The Home Depot (NYSE:HD) confirmed that its payment data systems have been breached, which could potentially impact customers using cards in its U.S. and Canadian stores. The retailer reports no evidence of the breach affecting customers who shopped in Mexico or online.
Reports of the possible breach surfaced one week ago when Home Depot announced it had received reports from banking partners and law enforcement that criminals may have hacked payment data systems.
The company is still investigating the full scale and impact of the breach. There is no evidence yet that debit or PIN numbers were compromised.
The investigation is focusing on company data changes spanning back to April. Home Depot is offering free identity protection services, including credit monitoring, to any customer who used a payment card in one of the brand's stores in 2014, from April on.

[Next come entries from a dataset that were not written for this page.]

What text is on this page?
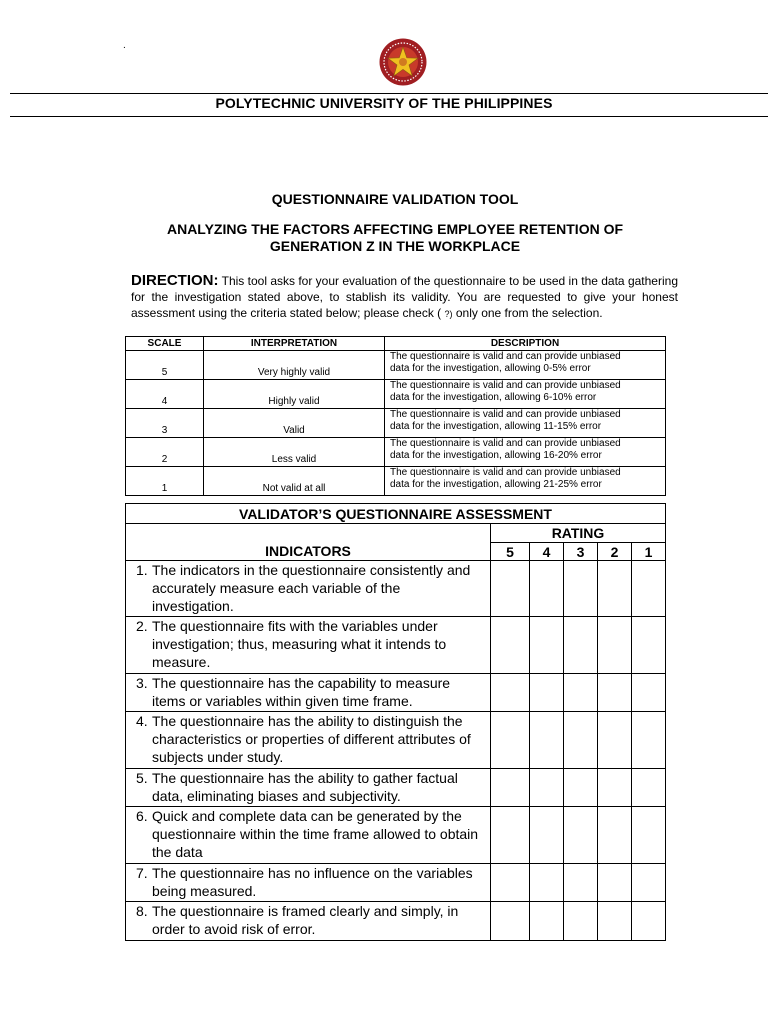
.
POLYTECHNIC UNIVERSITY OF THE PHILIPPINES
QUESTIONNAIRE VALIDATION TOOL
ANALYZING THE FACTORS AFFECTING EMPLOYEE RETENTION OF
GENERATION Z IN THE WORKPLACE
DIRECTION: This tool asks for your evaluation of the questionnaire to be used in the data gathering for the investigation stated above, to stablish its validity. You are requested to give your honest assessment using the criteria stated below; please check ( ?) only one from the selection.
SCALE	INTERPRETATION	DESCRIPTION
5	Very highly valid	The questionnaire is valid and can provide unbiased
data for the investigation, allowing 0-5% error

4	Highly valid	The questionnaire is valid and can provide unbiased
data for the investigation, allowing 6-10% error

3	Valid	The questionnaire is valid and can provide unbiased
data for the investigation, allowing 11-15% error

2	Less valid	The questionnaire is valid and can provide unbiased
data for the investigation, allowing 16-20% error

1	Not valid at all	The questionnaire is valid and can provide unbiased
data for the investigation, allowing 21-25% error
VALIDATOR’S QUESTIONNAIRE ASSESSMENT					
INDICATORS	RATING				
	5	4	3	2	1

1. The indicators in the questionnaire consistently and accurately measure each variable of the investigation.					

2. The questionnaire fits with the variables under investigation; thus, measuring what it intends to measure.					

3. The questionnaire has the capability to measure items or variables within given time frame.					

4. The questionnaire has the ability to distinguish the characteristics or properties of different attributes of subjects under study.					

5. The questionnaire has the ability to gather factual data, eliminating biases and subjectivity.					

6. Quick and complete data can be generated by the questionnaire within the time frame allowed to obtain the data					

7. The questionnaire has no influence on the variables being measured.					

8. The questionnaire is framed clearly and simply, in order to avoid risk of error.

"We apologize for the frustration and anxiety this causes our customers, and I want to thank them for their patience and support as we work through this issue," said Frank Blake, chairman and CEO. "We owe it to our customers to alert them that we now have enough evidence to confirm that a breach has indeed occurred. It's important to emphasize that no customers will be responsible for fraudulent charges to their accounts."
Responding to the increased threat of cyber attacks on the retail industry, Home Depot previously confirmed it will roll out EMV, or chip-and-PIN, to all U.S. stores by the end of this year—in advance of the October 2015 deadline set by the payments industry.
The Home Depot announcement comes almost one year after Target announced that a data breach had compromised the credit card information of 40 million Target (NYSE: TGT) shoppers and the personal information of up to 70 million. The breach has cost Target $148 million to date.